While courting Meg fifteen years ago, I had occasion to spend dozens of weekends with her near Boston, and during that time Steve and I got together frequently to hear jazz and to ride bikes. In addition to negotiating the city’s busy streets, we took trails to Lexington and Concord; rode the East Bay trail south of East Providence; the Emerald Necklace of Jamaica Plain, West Roxbury, and Brookline. We ate all over too: Belle Isle in East Boston, Mac’s Shack in Wellfleet, Red Wing in Walpole, Summer Shack in Cambridge, Twin Seafood in West Concord, always in pursuit of great seafood at establishments hospitable to guys in bike shorts. Steve had a bead on every pop-up lunch spot in Boston, and while attending jazz conferences and festivals, we maxed-out per diems in New York, New Orleans, Long Beach, Los Angeles, Santa Barbara, Toronto, and Montreal. Steve was a gourmand of informal dining spots here, there, and everywhere. When word came down that Uglisich’s, a no-frills purveyor of alligator stew and oysters-by-the-dozen was closing, Steve and his beloved Connie flew down to New Orleans for one last hurrah.
Steve’s was one of the great voices of Boston radio, and he took great care in preparing his weekly, five-hour show.

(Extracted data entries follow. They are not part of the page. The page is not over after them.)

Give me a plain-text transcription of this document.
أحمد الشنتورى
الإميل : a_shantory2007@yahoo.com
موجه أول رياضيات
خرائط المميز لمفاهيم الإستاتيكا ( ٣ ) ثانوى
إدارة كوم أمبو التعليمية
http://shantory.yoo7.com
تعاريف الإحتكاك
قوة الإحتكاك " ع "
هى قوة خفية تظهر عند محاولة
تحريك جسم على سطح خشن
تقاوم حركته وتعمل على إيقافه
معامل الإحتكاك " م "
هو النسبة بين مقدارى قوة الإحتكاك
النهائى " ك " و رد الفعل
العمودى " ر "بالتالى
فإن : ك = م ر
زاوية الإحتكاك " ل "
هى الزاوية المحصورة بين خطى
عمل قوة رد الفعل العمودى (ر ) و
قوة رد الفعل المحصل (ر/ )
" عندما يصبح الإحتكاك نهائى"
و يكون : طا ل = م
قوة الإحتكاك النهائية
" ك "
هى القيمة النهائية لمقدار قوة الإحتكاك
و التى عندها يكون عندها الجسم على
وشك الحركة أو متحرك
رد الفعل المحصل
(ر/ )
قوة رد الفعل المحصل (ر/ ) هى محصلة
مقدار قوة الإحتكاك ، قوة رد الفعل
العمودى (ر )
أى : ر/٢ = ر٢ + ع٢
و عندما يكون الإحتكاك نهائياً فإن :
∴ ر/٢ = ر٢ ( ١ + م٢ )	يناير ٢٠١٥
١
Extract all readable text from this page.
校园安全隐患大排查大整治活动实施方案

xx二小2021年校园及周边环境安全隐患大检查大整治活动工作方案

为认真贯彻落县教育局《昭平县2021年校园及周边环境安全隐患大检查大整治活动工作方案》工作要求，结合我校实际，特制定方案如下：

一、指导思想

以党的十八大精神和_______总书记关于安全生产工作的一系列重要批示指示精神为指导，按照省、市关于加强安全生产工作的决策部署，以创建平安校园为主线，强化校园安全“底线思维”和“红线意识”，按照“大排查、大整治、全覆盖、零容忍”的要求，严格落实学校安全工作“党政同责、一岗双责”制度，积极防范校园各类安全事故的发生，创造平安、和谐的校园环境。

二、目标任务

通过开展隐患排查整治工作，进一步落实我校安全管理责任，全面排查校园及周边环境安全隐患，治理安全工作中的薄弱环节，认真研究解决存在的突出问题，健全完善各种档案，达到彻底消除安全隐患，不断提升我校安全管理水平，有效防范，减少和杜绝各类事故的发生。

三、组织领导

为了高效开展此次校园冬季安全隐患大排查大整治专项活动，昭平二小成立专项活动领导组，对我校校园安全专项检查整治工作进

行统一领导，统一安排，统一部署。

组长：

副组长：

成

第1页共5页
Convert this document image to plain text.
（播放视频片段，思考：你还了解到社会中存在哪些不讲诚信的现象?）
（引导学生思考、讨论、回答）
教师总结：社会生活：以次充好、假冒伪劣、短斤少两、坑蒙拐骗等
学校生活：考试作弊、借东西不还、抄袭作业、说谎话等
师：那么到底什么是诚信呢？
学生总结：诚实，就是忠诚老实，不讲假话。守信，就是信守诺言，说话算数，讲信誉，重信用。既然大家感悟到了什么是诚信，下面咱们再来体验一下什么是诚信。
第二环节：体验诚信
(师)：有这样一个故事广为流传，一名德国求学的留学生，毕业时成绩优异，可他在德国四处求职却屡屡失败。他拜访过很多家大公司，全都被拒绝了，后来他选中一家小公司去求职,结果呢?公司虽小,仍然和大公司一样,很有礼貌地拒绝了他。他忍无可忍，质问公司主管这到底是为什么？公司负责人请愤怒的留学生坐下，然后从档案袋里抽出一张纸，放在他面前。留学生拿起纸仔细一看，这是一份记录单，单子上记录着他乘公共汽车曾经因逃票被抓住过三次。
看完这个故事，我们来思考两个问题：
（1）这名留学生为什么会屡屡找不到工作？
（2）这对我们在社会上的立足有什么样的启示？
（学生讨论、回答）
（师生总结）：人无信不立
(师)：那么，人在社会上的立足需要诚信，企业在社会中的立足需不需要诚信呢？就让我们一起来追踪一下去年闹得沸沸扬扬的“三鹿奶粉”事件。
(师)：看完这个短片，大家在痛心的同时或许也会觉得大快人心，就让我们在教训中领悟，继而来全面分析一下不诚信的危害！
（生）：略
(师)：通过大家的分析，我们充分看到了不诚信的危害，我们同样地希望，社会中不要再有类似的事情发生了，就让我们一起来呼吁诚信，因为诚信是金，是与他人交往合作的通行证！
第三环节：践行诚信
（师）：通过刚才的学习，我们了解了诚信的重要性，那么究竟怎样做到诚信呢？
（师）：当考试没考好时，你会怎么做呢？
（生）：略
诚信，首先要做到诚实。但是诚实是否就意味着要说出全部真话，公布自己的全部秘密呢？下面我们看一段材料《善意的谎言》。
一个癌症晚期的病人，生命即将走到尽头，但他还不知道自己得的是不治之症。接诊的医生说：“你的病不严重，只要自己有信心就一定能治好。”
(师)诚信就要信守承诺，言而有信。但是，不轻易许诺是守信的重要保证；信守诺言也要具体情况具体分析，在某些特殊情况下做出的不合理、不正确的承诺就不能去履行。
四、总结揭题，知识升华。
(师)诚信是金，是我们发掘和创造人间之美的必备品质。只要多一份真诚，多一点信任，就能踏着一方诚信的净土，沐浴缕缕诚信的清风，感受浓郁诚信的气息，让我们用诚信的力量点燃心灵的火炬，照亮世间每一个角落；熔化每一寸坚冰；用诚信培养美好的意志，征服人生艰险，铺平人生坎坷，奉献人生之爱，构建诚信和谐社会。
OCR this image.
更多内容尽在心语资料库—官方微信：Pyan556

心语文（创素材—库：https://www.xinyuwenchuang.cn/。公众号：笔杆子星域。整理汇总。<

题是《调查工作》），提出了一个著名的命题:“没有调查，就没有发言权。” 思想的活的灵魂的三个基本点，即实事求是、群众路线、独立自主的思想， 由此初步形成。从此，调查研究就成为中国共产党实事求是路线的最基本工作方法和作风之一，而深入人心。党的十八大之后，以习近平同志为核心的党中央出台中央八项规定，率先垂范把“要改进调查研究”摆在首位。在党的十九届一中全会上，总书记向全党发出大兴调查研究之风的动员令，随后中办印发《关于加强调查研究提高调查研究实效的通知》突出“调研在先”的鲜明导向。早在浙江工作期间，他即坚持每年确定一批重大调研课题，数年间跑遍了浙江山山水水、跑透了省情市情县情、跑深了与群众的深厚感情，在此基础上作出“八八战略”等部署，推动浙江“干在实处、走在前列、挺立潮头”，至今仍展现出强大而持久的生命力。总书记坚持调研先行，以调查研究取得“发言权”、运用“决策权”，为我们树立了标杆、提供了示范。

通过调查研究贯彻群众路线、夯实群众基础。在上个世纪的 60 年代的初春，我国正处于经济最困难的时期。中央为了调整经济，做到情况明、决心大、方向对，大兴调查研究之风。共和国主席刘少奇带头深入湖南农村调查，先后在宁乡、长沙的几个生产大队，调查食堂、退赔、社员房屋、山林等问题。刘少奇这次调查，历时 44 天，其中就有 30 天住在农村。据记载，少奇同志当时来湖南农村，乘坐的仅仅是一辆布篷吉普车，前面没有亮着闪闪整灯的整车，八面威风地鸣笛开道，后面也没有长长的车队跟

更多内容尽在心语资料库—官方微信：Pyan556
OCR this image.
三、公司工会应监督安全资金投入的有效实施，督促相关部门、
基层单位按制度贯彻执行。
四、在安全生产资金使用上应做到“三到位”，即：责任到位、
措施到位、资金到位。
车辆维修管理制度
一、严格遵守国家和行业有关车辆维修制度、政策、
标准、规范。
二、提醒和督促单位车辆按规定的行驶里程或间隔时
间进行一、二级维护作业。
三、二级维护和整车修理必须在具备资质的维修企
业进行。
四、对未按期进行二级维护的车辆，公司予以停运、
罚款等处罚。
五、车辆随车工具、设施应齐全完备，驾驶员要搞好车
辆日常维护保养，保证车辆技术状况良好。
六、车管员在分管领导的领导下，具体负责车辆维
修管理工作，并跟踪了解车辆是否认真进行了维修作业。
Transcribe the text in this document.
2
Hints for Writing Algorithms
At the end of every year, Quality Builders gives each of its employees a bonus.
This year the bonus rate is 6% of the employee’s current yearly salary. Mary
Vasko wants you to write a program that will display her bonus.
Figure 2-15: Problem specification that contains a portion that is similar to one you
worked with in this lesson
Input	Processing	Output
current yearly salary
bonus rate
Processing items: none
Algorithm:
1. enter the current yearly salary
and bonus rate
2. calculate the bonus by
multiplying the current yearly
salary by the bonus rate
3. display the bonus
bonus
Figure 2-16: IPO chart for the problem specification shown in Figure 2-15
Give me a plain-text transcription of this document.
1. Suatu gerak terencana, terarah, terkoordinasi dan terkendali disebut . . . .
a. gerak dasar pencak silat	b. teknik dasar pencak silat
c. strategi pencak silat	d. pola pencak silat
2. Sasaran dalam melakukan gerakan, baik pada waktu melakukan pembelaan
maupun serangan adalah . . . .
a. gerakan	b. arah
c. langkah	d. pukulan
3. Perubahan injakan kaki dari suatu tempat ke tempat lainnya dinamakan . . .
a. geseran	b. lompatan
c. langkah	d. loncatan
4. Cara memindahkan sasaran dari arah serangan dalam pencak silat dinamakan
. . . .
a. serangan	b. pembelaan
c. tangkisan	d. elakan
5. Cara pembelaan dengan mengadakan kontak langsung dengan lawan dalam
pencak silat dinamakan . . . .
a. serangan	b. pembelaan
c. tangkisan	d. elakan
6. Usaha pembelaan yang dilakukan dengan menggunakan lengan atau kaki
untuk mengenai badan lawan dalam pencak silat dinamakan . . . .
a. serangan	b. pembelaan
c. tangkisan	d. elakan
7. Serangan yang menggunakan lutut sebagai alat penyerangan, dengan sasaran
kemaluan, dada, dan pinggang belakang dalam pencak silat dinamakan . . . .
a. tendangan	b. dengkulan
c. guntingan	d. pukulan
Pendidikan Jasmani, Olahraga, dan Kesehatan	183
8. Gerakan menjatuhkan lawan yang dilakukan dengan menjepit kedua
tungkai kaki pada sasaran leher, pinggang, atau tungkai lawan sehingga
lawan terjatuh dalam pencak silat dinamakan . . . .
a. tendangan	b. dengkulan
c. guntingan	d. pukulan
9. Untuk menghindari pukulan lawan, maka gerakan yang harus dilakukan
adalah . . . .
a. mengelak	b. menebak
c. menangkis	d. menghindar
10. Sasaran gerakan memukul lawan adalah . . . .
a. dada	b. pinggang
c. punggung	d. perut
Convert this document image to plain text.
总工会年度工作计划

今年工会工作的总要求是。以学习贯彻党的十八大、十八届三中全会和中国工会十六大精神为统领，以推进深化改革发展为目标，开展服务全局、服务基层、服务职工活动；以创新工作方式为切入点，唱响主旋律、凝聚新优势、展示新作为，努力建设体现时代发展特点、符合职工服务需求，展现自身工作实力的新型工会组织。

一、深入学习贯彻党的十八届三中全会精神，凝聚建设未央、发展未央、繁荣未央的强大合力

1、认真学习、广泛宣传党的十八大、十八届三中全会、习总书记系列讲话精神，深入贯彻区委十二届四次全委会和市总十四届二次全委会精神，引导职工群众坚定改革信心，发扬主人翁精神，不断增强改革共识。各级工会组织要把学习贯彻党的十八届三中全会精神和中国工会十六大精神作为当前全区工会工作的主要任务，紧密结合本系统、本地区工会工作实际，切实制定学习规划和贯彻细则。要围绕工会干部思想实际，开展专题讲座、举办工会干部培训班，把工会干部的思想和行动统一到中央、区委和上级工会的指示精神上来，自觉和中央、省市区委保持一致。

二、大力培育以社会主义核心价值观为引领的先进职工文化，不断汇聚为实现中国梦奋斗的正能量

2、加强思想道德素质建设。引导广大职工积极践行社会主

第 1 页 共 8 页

In that capacity, he also engineered and produced scores of concert broadcasts for WGBH and for Jazz Set, Jazz Alive, and other series on NPR. He engineered The Jazz Decades with Ray Smith, which for years preceded Jazz From Studio Four and assured that Bosotn audiences would have a night bookended by traditional jazz and hard bop. He produced state-of-the-art profiles on such New England-based jazz greats as George Russell, Jackie McLean, Gunther Schuller, Archie Shepp, Steve Lacy, and Yusef Lateef. And he conducted several highly entertaining panels at IAJE, including interviews with Dan Morgenstern and Nat Hentoff. Steve knew and was known by everyone in the business.
Steve and Connie thought the world of Meg and urged me to get on with the show back in 2005. They attended our wedding, and Steve gave a call and sent an anniversary card every year, right down to this last December 10. What a mensch. I’ll miss Steve more than I can say at this sad hour for I’m grateful to have enjoyed such an agreeable friendship with this truest of true friends. Rest in Peace, my man.